"Mine is so much better than yours!"
The CF-18, the F-15, the F-4, the F-16...  All of these aircraft could have been described as my "favorite" at one point in time in my adolescent years.  My preference usually coincided with whatever model kit I was building that month.  My reasoning was usually simple; this one looks cooler, this one flies faster, etc.  My fellow base-brat friends and I would argue over which fighter was better, always ending in a stalemate.

As I got older, my love affair with military aircraft dwindled as I became more obsessed with sports cars.  Zero-to-sixty times seemed more tangible to someone who just earned his driver's license.

If my new-found interest in automobiles was not enough, my passion for fighter aircraft drifted even more after watching coverage of the first Gulf War.  Instead of seeing the tense dogfights similar to those in Top Gun or Iron Eagle, I was subjected to black-and-white footage of smart bombs reducing bunkers to smoke....  Not exactly thrilling.

In the 90s, with the Cold War over and the Gulf War proving to be a completely one-sided affair, fighter aircraft development became positively boring.  The F-22 Raptor was taking forever to see active service.  The B-2 was a shining example of how military spending was out of control.  The three "eurocanards" (Typhoon, Rafale, and Gripen) were having similar issues.

The only real bright spot were the two programs studying the Common Affordable Lightweight Fighter (CALF), and Joint Advanced Strike Technology (JAST).  These two similar programs were amalgamated into what is now known as the Joint Strike Fighter program.

For a time, I was quite optimistic about the JSF.  Unfortunately, the JSF morphed into what is now a fighter that is far from "affordable" or "lightweight".  It has now earned its place as one of the most controversial aircraft ever built.

The last few years have been hard on F-35 fans.  Not only has its development been plagued with delays, it has also gotten the wrong type of attention from mainstream media sources.  It has enough of an image problem that the current Canadian government made it an election issue.

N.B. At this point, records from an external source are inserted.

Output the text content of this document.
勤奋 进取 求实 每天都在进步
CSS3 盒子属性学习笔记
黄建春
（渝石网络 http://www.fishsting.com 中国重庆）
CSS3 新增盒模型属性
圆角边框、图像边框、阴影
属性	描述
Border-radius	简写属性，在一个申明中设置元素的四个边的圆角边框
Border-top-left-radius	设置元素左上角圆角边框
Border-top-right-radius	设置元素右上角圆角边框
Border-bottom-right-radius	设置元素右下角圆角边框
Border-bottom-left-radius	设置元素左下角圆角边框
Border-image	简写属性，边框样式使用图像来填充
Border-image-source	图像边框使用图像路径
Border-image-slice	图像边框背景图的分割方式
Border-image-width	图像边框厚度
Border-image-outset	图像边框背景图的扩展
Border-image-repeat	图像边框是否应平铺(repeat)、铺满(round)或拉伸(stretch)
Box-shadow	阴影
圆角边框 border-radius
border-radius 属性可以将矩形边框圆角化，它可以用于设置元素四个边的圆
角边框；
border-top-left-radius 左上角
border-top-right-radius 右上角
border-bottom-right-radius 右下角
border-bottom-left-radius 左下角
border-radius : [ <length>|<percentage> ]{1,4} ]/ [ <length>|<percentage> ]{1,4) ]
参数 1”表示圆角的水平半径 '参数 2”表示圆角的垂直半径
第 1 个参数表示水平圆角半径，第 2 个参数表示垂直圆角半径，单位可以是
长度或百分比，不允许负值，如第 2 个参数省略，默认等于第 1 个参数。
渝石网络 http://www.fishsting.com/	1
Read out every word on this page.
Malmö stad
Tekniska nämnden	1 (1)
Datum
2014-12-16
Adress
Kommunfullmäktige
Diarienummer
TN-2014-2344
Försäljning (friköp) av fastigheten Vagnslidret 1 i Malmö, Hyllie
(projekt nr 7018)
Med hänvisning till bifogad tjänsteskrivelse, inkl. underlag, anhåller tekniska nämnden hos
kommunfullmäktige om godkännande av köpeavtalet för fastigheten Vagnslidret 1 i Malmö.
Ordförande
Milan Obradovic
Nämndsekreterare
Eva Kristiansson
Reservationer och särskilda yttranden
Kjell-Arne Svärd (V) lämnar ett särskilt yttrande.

While I do have sympathy for F-35 supporters and those whom rely on the program, I have no sympathy for the aircraft itself.  It is, after all, an inanimate object.  In the grand scheme of things, I feel more of a connection to my snowblower.

"Hello gorgeous..."  

There are however, some that are more passionate about fighter aircraft.  They pound their fists on tables, shout down anyone who dares disagree with them, or write angry blog comments IN ALL CAPS.


It may seem hypocritical for me to question someone's passion for fighter jets, after all, I have spent countless hours blogging and Facebooking about the very subject.  Then again, my government did not announce the $46 billion purchase of high-end snowblowers, either.  Something tells me bestsnowblower4canada wouldn't have gotten the same attention.

When I started Gripen4Canada, I did not choose the Gripen lightly.  I do not think its the prettiest (that would be the Rafale) or the most capable (that would be the Typhoon).  Saab did not pay me a bunch of money, nor do I have an obsession with all things Swedish (I didn't step into an IKEA until I was already a man).  No.  I supported the Gripen using the same reasoning one would use in buying a snowblower.  Reliability, cost, and ability to get the job done.  Sure, there are other fighters (and snowblowers) with cool features you might not find on others, but that extra complexity comes at a cost.

Just because I think the Gripen would be the best choice does not mean I think the other fighters are abysmal.  All of them have their strong points...  Even the F-35.

One could argue the merits of each fighter down the very last detail...  One might even convince a few others change their minds.  Ultimately though, determining Canada's next fighter is not for us to decide.  Hopefully, that decision will be done by fully qualified and educated people who will have access to information us armchair admirals only dream about.

It will not be an easy decision.

The process of picking Canada's next fighter will not be as simple as selecting the fastest or the prettiest.  The actual choice will have to balance the right amount of:

  • speed
  • maneuverability
  • stealth
  • mission availability
  • sensor capability
  • mission flexibility
  • short-term procurement cost
  • long-term operation cost
  • reliability
  • industrial offsets
  • range
  • payload
  • contractor support
  • etc...
  • etc...
Even if the separate bids offered aircraft of identical performance and price, there would still be plenty of discrepancy in maintenance packages, financing arrangements, and other "unsexy" matters.  Think of it (again) like buying a snowblower.  Even if the dealer has the exact make and model you desire, it may not be possible to arrange the right financing (32.9% APR?  Are you kidding me?) or delivery date ("May 16th? the snow will be gone by then!").

In the end, arguing about which fighter is best for is a pointless endeavor anyway.  Any of the fighters being considered (even the F-35) should be more than sufficient, so long as they are purchased in enough numbers and receive ongoing support throughout their lifespan.  Some might be better than others, but not to the point that it is worth arguing about.  

So instead of freaking out about which fighter is best, let us just enjoy the discussion...  Okay?